High demand, low supply and impressive yields make investment in the private rented sector an attractive business opportunity in the current climate, with many existing and prospective landlords looking for ways to build a profitable portfolio.
But despite all the talk of the need for landlords to help meet the nation's housing demands, it's not uncommon to hear of cases where investors have had their applications for buy-to-let finance turned down as a result of restricted lending policies.
So if landlords are going to be successful in their attempts to secure the funding they need in order to boost the supply of homes in the private rented sector and increase their number of assets, one expert explains that they need to ensure they have a clean credit rating.
"The most important thing is to try and keep clean credit," said Lee Grandin, director at Landlord Mortgages.
"Lenders are not interested in anyone who has got any adverse information on their credit files, which means late payments on anything from a credit card to a loan or mortgage."

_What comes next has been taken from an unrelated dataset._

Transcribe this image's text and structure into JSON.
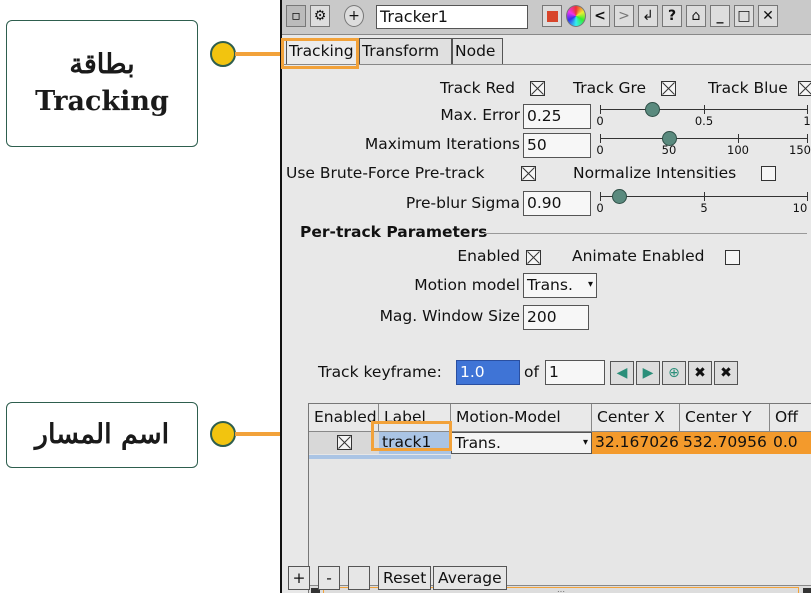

While existing landlords may find it somewhat easier to generate finance if they're already running a successful portfolio, it seems that anyone thinking of investing in the lettings game for the first time could face difficulty if there are any stains on their credit history.
Indeed, while tenants make a financial commitment to their landlord when they agree to pay the rent, landlords do the same with their lender when they take out a buy-to-let mortgage, so the banks want to be certain that there aren't going to be any issues with missed payments.
Yet if investors are successful with their loan applications and are looking for ways to safeguard their financial position, landlord insurance policies are a sensible purchase to cover the cost of any damage to their assets.